MAC Algorithm
The smarts of Ethernet resides in how the sender sends frames it needs to send. It uses the following transmitter algorithm:
- If a network adaptor has a frame to send, and the line is idle, then the adaptor sends the frame immediately.
- If a network adaptor has a frame to send, and the line is busy, the adaptor waits for the line to become idle and then immediately send the frame. This
is called 1-persistence; p-persistence would be to transmit with probability p and wait for the next frame "time slot" to consider transmitting with probability 1-p.
- If two transmitters try to transmit at the same time, then the frames are said to collide.
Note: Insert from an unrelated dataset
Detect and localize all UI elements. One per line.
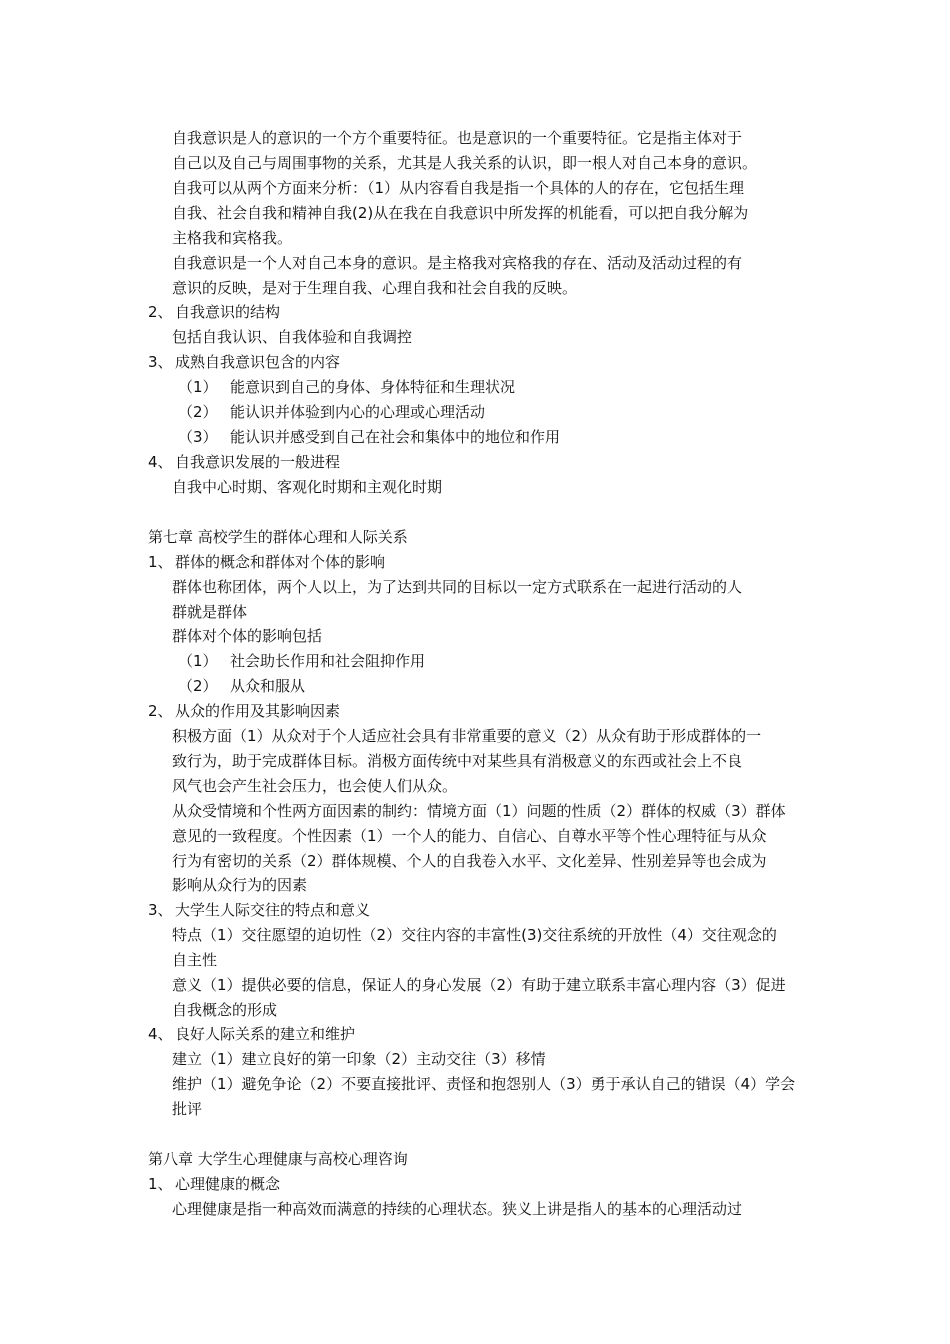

The time it takes for a signal to transmit the whole Ethernet line length determines how many bits someone might have transmitted before noticing a collision. Once a collision is noticed, the transmitter is supposed to transmit a special 32-bit jamming sequence. This jammed frame is called a runt frame and contains at least the preamble and the jamming sequence (96 bits), and at most 512 bytes.
- Once the adaptor has detected a collision and stopped its transmission, it chooses to wait either 0s or 51.2μs at random; after which it starts transmitting again. If it fails again, the adaptor flips a four-sided coin and depending on its value tries again in either 0s, 51.2μs, 102.4μs, 153.6μs. If the kth try fails it flips a 2k sided coin to get a number r between 0 and 2k-1 and tries to transmit at time 51.2*r. An adaptor tries this up to k=16 before failing with an error. This is called exponential backoff.
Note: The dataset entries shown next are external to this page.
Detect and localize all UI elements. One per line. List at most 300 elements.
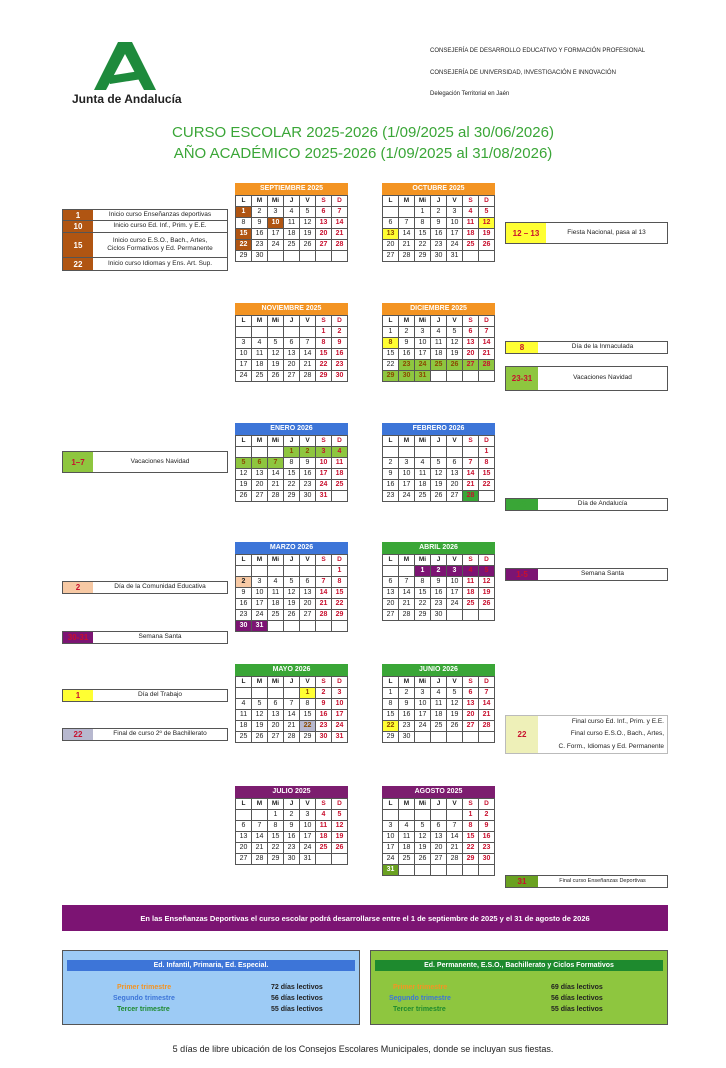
day-cell: 26 xyxy=(332,843,348,854)
day-cell: 31 xyxy=(316,491,332,502)
day-cell: 25 xyxy=(399,854,415,865)
weekday-header: V xyxy=(447,316,463,327)
day-cell: 12 xyxy=(479,577,495,588)
day-cell xyxy=(236,327,252,338)
legend-code: 15 xyxy=(63,233,93,257)
day-cell: 5 xyxy=(268,338,284,349)
day-cell: 11 xyxy=(252,349,268,360)
day-cell: 1 xyxy=(284,447,300,458)
calendar-octubre xyxy=(382,183,495,262)
day-cell xyxy=(463,371,479,382)
day-cell: 9 xyxy=(383,469,399,480)
calendar-septiembre xyxy=(235,183,348,262)
day-cell: 23 xyxy=(399,360,415,371)
day-cell: 8 xyxy=(316,338,332,349)
day-cell: 26 xyxy=(268,371,284,382)
legend-fiesta-nacional xyxy=(505,222,668,244)
day-cell: 25 xyxy=(463,599,479,610)
day-cell: 22 xyxy=(332,599,348,610)
calendar-agosto xyxy=(382,786,495,876)
day-cell: 4 xyxy=(431,327,447,338)
day-cell: 17 xyxy=(300,832,316,843)
day-cell: 2 xyxy=(431,207,447,218)
day-cell: 27 xyxy=(447,491,463,502)
calendar-diciembre xyxy=(382,303,495,382)
day-cell: 20 xyxy=(284,360,300,371)
day-cell: 2 xyxy=(399,327,415,338)
logo-text: Junta de Andalucía xyxy=(72,92,182,106)
day-cell: 15 xyxy=(463,832,479,843)
day-cell: 27 xyxy=(300,610,316,621)
day-cell: 13 xyxy=(268,710,284,721)
day-cell: 8 xyxy=(479,458,495,469)
legend-label: Final curso Ed. Inf., Prim. y E.E. xyxy=(571,717,664,725)
day-cell: 26 xyxy=(431,491,447,502)
day-cell xyxy=(399,865,415,876)
day-cell: 5 xyxy=(415,821,431,832)
day-cell: 5 xyxy=(236,458,252,469)
weekday-header: D xyxy=(479,316,495,327)
day-cell: 29 xyxy=(268,854,284,865)
month-header: NOVIEMBRE 2025 xyxy=(235,303,348,315)
day-cell: 31 xyxy=(447,251,463,262)
month-header: FEBRERO 2026 xyxy=(382,423,495,435)
day-cell: 21 xyxy=(479,710,495,721)
day-cell: 9 xyxy=(332,338,348,349)
day-cell: 25 xyxy=(236,732,252,743)
day-cell: 23 xyxy=(431,599,447,610)
day-cell xyxy=(383,447,399,458)
day-cell xyxy=(316,621,332,632)
day-cell: 14 xyxy=(463,469,479,480)
day-cell: 29 xyxy=(463,854,479,865)
day-cell: 15 xyxy=(383,349,399,360)
day-cell: 7 xyxy=(268,458,284,469)
legend-code: 23-31 xyxy=(506,367,538,390)
day-cell xyxy=(252,810,268,821)
day-cell: 24 xyxy=(415,360,431,371)
day-cell: 6 xyxy=(431,821,447,832)
weekday-header: S xyxy=(463,677,479,688)
day-cell: 17 xyxy=(415,710,431,721)
day-cell: 17 xyxy=(268,229,284,240)
day-cell: 24 xyxy=(252,610,268,621)
day-cell xyxy=(479,371,495,382)
day-cell: 4 xyxy=(332,447,348,458)
month-header: DICIEMBRE 2025 xyxy=(382,303,495,315)
day-cell: 15 xyxy=(316,349,332,360)
day-cell: 19 xyxy=(252,721,268,732)
day-cell: 26 xyxy=(284,610,300,621)
weekday-header: V xyxy=(447,196,463,207)
day-cell: 8 xyxy=(268,821,284,832)
day-cell: 16 xyxy=(316,710,332,721)
day-cell: 3 xyxy=(447,207,463,218)
day-cell: 8 xyxy=(383,699,399,710)
day-cell: 22 xyxy=(383,721,399,732)
day-cell: 9 xyxy=(399,699,415,710)
weekday-header: S xyxy=(316,436,332,447)
day-cell: 15 xyxy=(300,710,316,721)
day-cell: 10 xyxy=(383,832,399,843)
day-cell: 31 xyxy=(415,371,431,382)
day-cell: 19 xyxy=(447,710,463,721)
day-cell: 27 xyxy=(463,360,479,371)
day-cell: 5 xyxy=(332,810,348,821)
weekday-header: L xyxy=(383,555,399,566)
day-cell: 11 xyxy=(236,710,252,721)
month-header: MARZO 2026 xyxy=(235,542,348,554)
day-cell: 21 xyxy=(463,480,479,491)
calendar-abril xyxy=(382,542,495,621)
day-cell: 7 xyxy=(252,821,268,832)
legend-label: Inicio curso Enseñanzas deportivas xyxy=(108,210,212,218)
legend-code: 22 xyxy=(506,716,538,753)
weekday-header: V xyxy=(300,436,316,447)
day-cell: 27 xyxy=(236,854,252,865)
day-cell: 16 xyxy=(300,469,316,480)
day-cell: 16 xyxy=(479,832,495,843)
day-cell: 3 xyxy=(252,577,268,588)
day-cell: 30 xyxy=(300,491,316,502)
weekday-header: J xyxy=(284,436,300,447)
weekday-header: Mi xyxy=(415,799,431,810)
weekday-header: Mi xyxy=(268,436,284,447)
day-cell: 1 xyxy=(268,810,284,821)
day-cell: 29 xyxy=(383,371,399,382)
legend-bachillerato xyxy=(62,728,228,741)
footer-note: 5 días de libre ubicación de los Consejos Escolares Municipales, donde se incluyan sus fiestas. xyxy=(172,1044,554,1054)
legend-label: C. Form., Idiomas y Ed. Permanente xyxy=(558,742,664,750)
day-cell: 23 xyxy=(479,843,495,854)
month-header: JULIO 2025 xyxy=(235,786,348,798)
legend-code: 10 xyxy=(63,221,93,232)
day-cell: 20 xyxy=(236,843,252,854)
summary-header: Ed. Permanente, E.S.O., Bachillerato y Ciclos Formativos xyxy=(375,960,663,971)
day-cell: 18 xyxy=(415,480,431,491)
day-cell xyxy=(332,491,348,502)
weekday-header: J xyxy=(431,555,447,566)
weekday-header: Mi xyxy=(268,677,284,688)
day-cell: 30 xyxy=(399,371,415,382)
day-cell xyxy=(463,865,479,876)
day-cell: 16 xyxy=(383,480,399,491)
day-cell: 8 xyxy=(332,577,348,588)
day-cell: 4 xyxy=(415,458,431,469)
day-cell: 12 xyxy=(447,338,463,349)
day-cell: 21 xyxy=(447,843,463,854)
day-cell xyxy=(399,207,415,218)
day-cell: 2 xyxy=(316,688,332,699)
day-cell: 25 xyxy=(415,491,431,502)
day-cell: 6 xyxy=(300,577,316,588)
weekday-header: V xyxy=(300,799,316,810)
day-cell: 13 xyxy=(383,229,399,240)
day-cell: 27 xyxy=(316,240,332,251)
day-cell: 24 xyxy=(447,599,463,610)
day-cell xyxy=(300,251,316,262)
day-cell: 20 xyxy=(447,480,463,491)
day-cell: 14 xyxy=(399,588,415,599)
month-header: ABRIL 2026 xyxy=(382,542,495,554)
weekday-header: J xyxy=(284,677,300,688)
day-cell: 20 xyxy=(431,843,447,854)
day-cell: 3 xyxy=(236,338,252,349)
day-cell: 9 xyxy=(316,699,332,710)
day-cell: 13 xyxy=(383,588,399,599)
day-cell: 7 xyxy=(399,218,415,229)
day-cell: 20 xyxy=(316,229,332,240)
day-cell: 27 xyxy=(383,610,399,621)
day-cell: 29 xyxy=(383,732,399,743)
day-cell: 22 xyxy=(415,240,431,251)
day-cell: 9 xyxy=(252,218,268,229)
day-cell: 29 xyxy=(300,732,316,743)
weekday-header: M xyxy=(399,436,415,447)
day-cell xyxy=(415,732,431,743)
day-cell xyxy=(399,566,415,577)
legend-label: Día de la Inmaculada xyxy=(571,343,634,351)
day-cell: 22 xyxy=(415,599,431,610)
day-cell xyxy=(447,732,463,743)
day-cell: 6 xyxy=(463,327,479,338)
month-header: ENERO 2026 xyxy=(235,423,348,435)
day-cell: 16 xyxy=(236,599,252,610)
day-cell: 25 xyxy=(431,360,447,371)
day-cell xyxy=(383,810,399,821)
day-cell: 29 xyxy=(415,610,431,621)
summary-days: 55 días lectivos xyxy=(271,1006,323,1013)
weekday-header: M xyxy=(252,436,268,447)
weekday-header: S xyxy=(463,555,479,566)
day-cell: 23 xyxy=(431,240,447,251)
day-cell: 15 xyxy=(236,229,252,240)
day-cell xyxy=(415,810,431,821)
calendar-febrero xyxy=(382,423,495,502)
day-cell: 6 xyxy=(268,699,284,710)
legend-andalucia xyxy=(505,498,668,511)
weekday-header: V xyxy=(447,677,463,688)
day-cell: 27 xyxy=(252,491,268,502)
day-cell xyxy=(284,251,300,262)
day-cell xyxy=(268,566,284,577)
day-cell: 10 xyxy=(447,577,463,588)
day-cell: 24 xyxy=(383,854,399,865)
day-cell: 13 xyxy=(431,832,447,843)
day-cell xyxy=(300,621,316,632)
legend-label: Final curso E.S.O., Bach., Artes, xyxy=(570,730,664,738)
institution-line-3: Delegación Territorial en Jaén xyxy=(430,91,510,97)
weekday-header: M xyxy=(252,196,268,207)
summary-term: Primer trimestre xyxy=(393,984,448,991)
day-cell: 18 xyxy=(463,588,479,599)
day-cell: 7 xyxy=(399,577,415,588)
day-cell: 3 xyxy=(268,207,284,218)
day-cell: 7 xyxy=(316,577,332,588)
weekday-header: Mi xyxy=(268,196,284,207)
weekday-header: M xyxy=(252,555,268,566)
weekday-header: S xyxy=(463,436,479,447)
weekday-header: V xyxy=(447,799,463,810)
day-cell: 6 xyxy=(463,688,479,699)
day-cell: 12 xyxy=(332,821,348,832)
weekday-header: S xyxy=(316,799,332,810)
weekday-header: L xyxy=(236,316,252,327)
day-cell: 20 xyxy=(463,349,479,360)
day-cell: 14 xyxy=(300,349,316,360)
day-cell: 24 xyxy=(268,240,284,251)
day-cell: 16 xyxy=(252,229,268,240)
weekday-header: L xyxy=(236,555,252,566)
day-cell: 3 xyxy=(316,447,332,458)
day-cell: 2 xyxy=(252,207,268,218)
day-cell: 11 xyxy=(284,218,300,229)
day-cell: 24 xyxy=(399,491,415,502)
day-cell: 1 xyxy=(383,327,399,338)
day-cell: 22 xyxy=(284,480,300,491)
weekday-header: S xyxy=(463,196,479,207)
weekday-header: D xyxy=(479,196,495,207)
month-header: OCTUBRE 2025 xyxy=(382,183,495,195)
day-cell xyxy=(316,251,332,262)
day-cell: 4 xyxy=(431,688,447,699)
day-cell: 7 xyxy=(447,821,463,832)
day-cell: 28 xyxy=(463,491,479,502)
day-cell: 12 xyxy=(252,710,268,721)
weekday-header: D xyxy=(479,677,495,688)
legend-navidad-ene xyxy=(62,451,228,473)
day-cell: 19 xyxy=(236,480,252,491)
summary-term: Tercer trimestre xyxy=(117,1006,170,1013)
weekday-header: M xyxy=(252,677,268,688)
weekday-header: L xyxy=(236,799,252,810)
day-cell: 15 xyxy=(383,710,399,721)
day-cell: 22 xyxy=(383,360,399,371)
day-cell xyxy=(415,447,431,458)
day-cell: 16 xyxy=(284,832,300,843)
day-cell xyxy=(252,566,268,577)
day-cell: 22 xyxy=(316,360,332,371)
day-cell xyxy=(479,865,495,876)
weekday-header: Mi xyxy=(415,555,431,566)
day-cell xyxy=(399,810,415,821)
weekday-header: J xyxy=(431,316,447,327)
weekday-header: D xyxy=(332,555,348,566)
day-cell: 1 xyxy=(415,566,431,577)
legend-label: Semana Santa xyxy=(580,570,624,578)
day-cell: 30 xyxy=(316,732,332,743)
day-cell xyxy=(284,566,300,577)
summary-days: 56 días lectivos xyxy=(551,995,603,1002)
legend-final-curso xyxy=(505,715,668,754)
weekday-header: V xyxy=(300,196,316,207)
day-cell: 11 xyxy=(316,821,332,832)
day-cell: 15 xyxy=(284,469,300,480)
summary-days: 69 días lectivos xyxy=(551,984,603,991)
day-cell: 30 xyxy=(252,251,268,262)
day-cell: 8 xyxy=(300,699,316,710)
day-cell: 19 xyxy=(431,480,447,491)
day-cell: 30 xyxy=(479,854,495,865)
day-cell: 26 xyxy=(415,854,431,865)
day-cell: 1 xyxy=(316,327,332,338)
day-cell: 1 xyxy=(415,207,431,218)
day-cell: 8 xyxy=(415,577,431,588)
day-cell: 25 xyxy=(252,371,268,382)
day-cell: 22 xyxy=(479,480,495,491)
weekday-header: M xyxy=(252,799,268,810)
day-cell: 23 xyxy=(316,721,332,732)
day-cell: 19 xyxy=(479,229,495,240)
weekday-header: L xyxy=(383,799,399,810)
day-cell: 29 xyxy=(415,251,431,262)
day-cell: 25 xyxy=(284,240,300,251)
day-cell: 9 xyxy=(300,458,316,469)
day-cell xyxy=(479,491,495,502)
day-cell: 12 xyxy=(236,469,252,480)
calendar-mayo xyxy=(235,664,348,743)
day-cell: 17 xyxy=(415,349,431,360)
calendar-junio xyxy=(382,664,495,743)
day-cell: 19 xyxy=(300,229,316,240)
page-title: CURSO ESCOLAR 2025-2026 (1/09/2025 al 30/06/2026) xyxy=(172,124,554,141)
weekday-header: M xyxy=(399,677,415,688)
day-cell: 24 xyxy=(300,843,316,854)
day-cell: 6 xyxy=(447,458,463,469)
legend-label: Día de Andalucía xyxy=(577,500,628,508)
weekday-header: L xyxy=(383,677,399,688)
legend-label: Fiesta Nacional, pasa al 13 xyxy=(567,228,646,236)
day-cell: 11 xyxy=(399,832,415,843)
weekday-header: J xyxy=(431,196,447,207)
day-cell: 11 xyxy=(431,699,447,710)
weekday-header: J xyxy=(431,436,447,447)
month-header: MAYO 2026 xyxy=(235,664,348,676)
weekday-header: V xyxy=(300,316,316,327)
legend-label: Ciclos Formativos y Ed. Permanente xyxy=(107,245,213,252)
weekday-header: Mi xyxy=(268,555,284,566)
day-cell: 1 xyxy=(383,688,399,699)
summary-days: 72 días lectivos xyxy=(271,984,323,991)
day-cell: 7 xyxy=(463,458,479,469)
legend-september xyxy=(62,209,228,272)
day-cell: 9 xyxy=(236,588,252,599)
weekday-header: Mi xyxy=(415,196,431,207)
day-cell: 14 xyxy=(447,832,463,843)
day-cell: 28 xyxy=(447,854,463,865)
summary-term: Tercer trimestre xyxy=(393,1006,446,1013)
weekday-header: S xyxy=(316,196,332,207)
day-cell: 27 xyxy=(463,721,479,732)
day-cell: 21 xyxy=(399,240,415,251)
legend-deportivas-fin xyxy=(505,875,668,888)
weekday-header: S xyxy=(316,316,332,327)
day-cell: 12 xyxy=(284,588,300,599)
day-cell: 2 xyxy=(236,577,252,588)
day-cell: 23 xyxy=(383,491,399,502)
day-cell: 4 xyxy=(399,821,415,832)
day-cell: 26 xyxy=(479,240,495,251)
day-cell: 17 xyxy=(316,469,332,480)
day-cell: 3 xyxy=(415,327,431,338)
day-cell xyxy=(431,371,447,382)
page-subtitle: AÑO ACADÉMICO 2025-2026 (1/09/2025 al 31/08/2026) xyxy=(173,145,553,162)
day-cell: 1 xyxy=(236,207,252,218)
day-cell: 25 xyxy=(431,721,447,732)
day-cell xyxy=(332,251,348,262)
day-cell: 17 xyxy=(332,710,348,721)
day-cell: 8 xyxy=(463,821,479,832)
In fast ethernet pseudo-random number generation is done using Linear feedback shift registers.
The worst case for detecting a collision is when the hosts are on opposite ends of the Ethernet. If d is the time for a signal to go the complete length of the Ethernet. Then Host A might transmit for d seconds and Host B might just start transmitting and immediately send a jamming sequence, this takes d second to get back to A. So A might transmit for 2*d before detecting a collision. On a 10Mbps Ethernet limited to 2500m, the delay would be at most 51.2μs and this would correspond to 512 bits = 96 bytes, which is why this is used as the shortest frame length.